量子力学を理解できない時代遅れのアインシュタインに邪魔させないために、自分のために賞を贈ったと。
そのことにアインシュタインは気づいていたし、腹も立てていた。次は君の番だ。称賛されてもそれは君の為じゃないんだぞ。
と伝えられるわけですね。
セリフはまだ続きます。
オ:「いつか、核の連鎖反応が広がり、世界が滅んでしまうかもしれないって話しましたよね」 ア:「覚えてるよ。それがどうかしたかね」 オ:「I believe we did. (私たちは、やったと思います)」
ここに中盤の会話シーンがフックしてくるんですね!
実際には広島と長崎でとどまった核爆発ですが、開発したことで、世界各国が核爆弾を保有することになってしまった。
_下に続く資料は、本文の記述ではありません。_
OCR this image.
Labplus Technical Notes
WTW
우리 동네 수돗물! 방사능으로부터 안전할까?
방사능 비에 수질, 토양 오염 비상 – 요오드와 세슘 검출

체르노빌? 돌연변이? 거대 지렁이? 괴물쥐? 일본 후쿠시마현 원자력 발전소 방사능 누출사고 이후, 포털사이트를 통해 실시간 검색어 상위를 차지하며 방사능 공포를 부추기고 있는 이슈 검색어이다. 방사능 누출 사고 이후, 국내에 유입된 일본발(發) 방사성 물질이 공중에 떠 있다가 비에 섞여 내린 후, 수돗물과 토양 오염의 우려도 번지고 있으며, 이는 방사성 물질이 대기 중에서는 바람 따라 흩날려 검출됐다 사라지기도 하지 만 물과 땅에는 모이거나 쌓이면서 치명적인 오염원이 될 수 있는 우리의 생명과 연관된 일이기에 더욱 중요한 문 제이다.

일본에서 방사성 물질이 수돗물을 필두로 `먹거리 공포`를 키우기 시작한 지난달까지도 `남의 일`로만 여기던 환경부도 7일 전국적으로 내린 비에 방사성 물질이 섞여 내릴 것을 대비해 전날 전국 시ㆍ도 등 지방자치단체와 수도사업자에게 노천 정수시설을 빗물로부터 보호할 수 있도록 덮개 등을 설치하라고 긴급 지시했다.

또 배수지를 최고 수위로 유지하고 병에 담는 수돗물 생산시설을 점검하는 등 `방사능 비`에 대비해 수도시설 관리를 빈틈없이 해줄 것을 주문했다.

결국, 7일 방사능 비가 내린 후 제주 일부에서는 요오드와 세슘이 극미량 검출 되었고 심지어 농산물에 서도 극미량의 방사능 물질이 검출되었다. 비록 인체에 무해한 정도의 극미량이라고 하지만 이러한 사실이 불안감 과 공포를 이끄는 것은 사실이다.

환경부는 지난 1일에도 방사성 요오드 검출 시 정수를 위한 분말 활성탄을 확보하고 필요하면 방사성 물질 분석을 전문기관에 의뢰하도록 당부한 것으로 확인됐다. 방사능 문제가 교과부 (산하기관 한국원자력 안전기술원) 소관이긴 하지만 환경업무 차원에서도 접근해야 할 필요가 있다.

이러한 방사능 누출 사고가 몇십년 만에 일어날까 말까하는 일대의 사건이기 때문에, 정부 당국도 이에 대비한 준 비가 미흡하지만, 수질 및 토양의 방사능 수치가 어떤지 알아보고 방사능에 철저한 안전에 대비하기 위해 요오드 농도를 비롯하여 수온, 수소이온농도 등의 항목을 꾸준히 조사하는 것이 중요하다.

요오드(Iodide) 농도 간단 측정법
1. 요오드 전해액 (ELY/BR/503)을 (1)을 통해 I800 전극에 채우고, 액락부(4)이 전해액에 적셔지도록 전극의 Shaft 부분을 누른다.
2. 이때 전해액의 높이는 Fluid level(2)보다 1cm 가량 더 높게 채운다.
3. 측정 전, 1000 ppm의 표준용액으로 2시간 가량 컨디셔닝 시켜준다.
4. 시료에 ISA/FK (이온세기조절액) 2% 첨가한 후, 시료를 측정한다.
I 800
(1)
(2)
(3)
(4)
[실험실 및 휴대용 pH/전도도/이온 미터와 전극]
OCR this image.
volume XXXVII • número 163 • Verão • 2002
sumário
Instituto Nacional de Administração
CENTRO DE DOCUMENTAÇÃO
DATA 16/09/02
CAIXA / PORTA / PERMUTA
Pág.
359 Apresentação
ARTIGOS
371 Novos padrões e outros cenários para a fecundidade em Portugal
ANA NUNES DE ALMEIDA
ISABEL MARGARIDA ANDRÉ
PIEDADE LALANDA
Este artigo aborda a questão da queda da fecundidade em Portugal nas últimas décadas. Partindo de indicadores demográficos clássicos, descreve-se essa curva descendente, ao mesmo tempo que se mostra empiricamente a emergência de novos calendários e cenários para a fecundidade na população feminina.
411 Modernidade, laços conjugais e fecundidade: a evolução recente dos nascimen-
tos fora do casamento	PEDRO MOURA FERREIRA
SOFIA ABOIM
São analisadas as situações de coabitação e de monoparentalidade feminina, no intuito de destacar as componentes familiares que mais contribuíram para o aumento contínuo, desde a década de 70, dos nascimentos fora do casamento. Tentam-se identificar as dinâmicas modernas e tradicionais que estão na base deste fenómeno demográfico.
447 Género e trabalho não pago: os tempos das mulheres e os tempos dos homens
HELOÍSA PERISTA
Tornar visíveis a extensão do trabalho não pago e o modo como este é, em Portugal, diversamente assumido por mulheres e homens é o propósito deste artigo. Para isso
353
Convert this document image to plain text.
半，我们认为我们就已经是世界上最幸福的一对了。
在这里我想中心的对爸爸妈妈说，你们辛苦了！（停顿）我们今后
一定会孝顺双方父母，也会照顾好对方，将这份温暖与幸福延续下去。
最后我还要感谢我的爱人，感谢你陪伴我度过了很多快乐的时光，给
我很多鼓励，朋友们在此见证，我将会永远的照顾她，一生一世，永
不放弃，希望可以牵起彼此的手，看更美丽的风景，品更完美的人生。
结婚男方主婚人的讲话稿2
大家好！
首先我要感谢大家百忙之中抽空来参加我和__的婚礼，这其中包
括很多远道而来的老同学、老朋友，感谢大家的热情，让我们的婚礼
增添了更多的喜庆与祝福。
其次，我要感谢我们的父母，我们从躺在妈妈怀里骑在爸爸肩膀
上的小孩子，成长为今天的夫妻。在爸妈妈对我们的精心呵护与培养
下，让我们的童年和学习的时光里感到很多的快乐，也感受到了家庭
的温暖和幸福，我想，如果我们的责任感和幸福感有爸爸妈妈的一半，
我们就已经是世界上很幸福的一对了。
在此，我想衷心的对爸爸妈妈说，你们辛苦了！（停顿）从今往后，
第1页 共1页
それを越える原爆を作った結果、それを越える威力の水爆まで開発されてしまったわけです。
この会話は、ゾクッとしますし、やられましたね…。
ストローズのような凡庸な人間の理解を遥か超えたところで、天才たちは話していたのですから。
眼中にないどころの話ではなかったんですね…。
ストローズというか、凡庸な考え方そのものに対する愚かさを示唆しているんだと思いました。
聴聞会後に話しかけてくるシーンは、そこまでストーリーに関わるものではないので割愛します。(オッペンハイマーの愛国心がわかるシーンですね)
オッペンハイマーの罪と罰
さて、やはり日本人として気になるのは、オッペンハイマーの罪と罰の描かれ方なのではないかと思います。
キチンと罪人として描かれてはいるのですが、先述のラストシーンでは彼が精神が病んでいるようにも視えるし、反省していないようにも視えます。
私は戦争や核の使用について、反対派ではありますが、本作は一つの史実を基にした映画として寛容な気持ちで鑑賞できました。
広島や長崎をルーツに持つ方を中心に、批判的な意見があることは勿論分かります。
ですので、一つの判断材料として読んでいただければ幸いです。
オッペンハイマーの罪と罰の描き方についてですが、彼は映画の中で2度焼かれます。
1度目は広島・長崎への爆撃成功後、ロスアラモスの体育館にて。
2度目は聴聞会で水爆開発について詰問される際に。
この1度目のシーンは特に衝撃的です。
「ドイツにも使いたかった!」というオッペンハイマーのセリフの後に目の前が光ったようになり、聴いている人の顔がめくれていくんですね…。
この顔の皮膚がめくれる女性役を演じているのは、なんとクリストファー・ノーラン監督の娘さんなのだそうです。
ノーラン監督は、「究極の破壊力を作り出せば、それは自分の近くの人々、大切に思っている人々をも破壊してしまうということだ。これは、わたしにとって、それを可能な限り強いやり方で表現したものだと思う」とインタビューで語っています。
ノーラン監督なりに、この映画をテーマにすることの覚悟がこもっているようにも感じますね。
これに加えて、ラストのアインシュタインからのセリフが、直接落としたのではないにせよ、彼自身が許されることはないと、伝えているのではないでしょうか。
破壊者までの過程
『オッペンハイマー』は、オッペンハイマーの学生時代から始まります。
彼は、はじめ意地悪な教授への報復として、リンゴに青酸カリを注入するんです。
しかし、それも結局失敗するんですね。
1人の人間も殺すことができなかった青年が、
数十万人を殺す大量破壊兵器を作るまでに至るまでを描く様を、
同じ丸い形のリンゴと爆弾で表しているんですよ。
これまた痺れますね…。
今日の映学
最後までお読みいただきありがとうございます!
まだまだまとめたいことはあるのですが、かなりボリューミーになってしまったので、ここまでとします。
「アーネスト・ローレンス」や「ハーコン・シュヴァリエ」、「エドワード・テラー」についても言及したかったのですが、また、機会があればまとめます。
まだまだ分かってないことが多そうだもんね。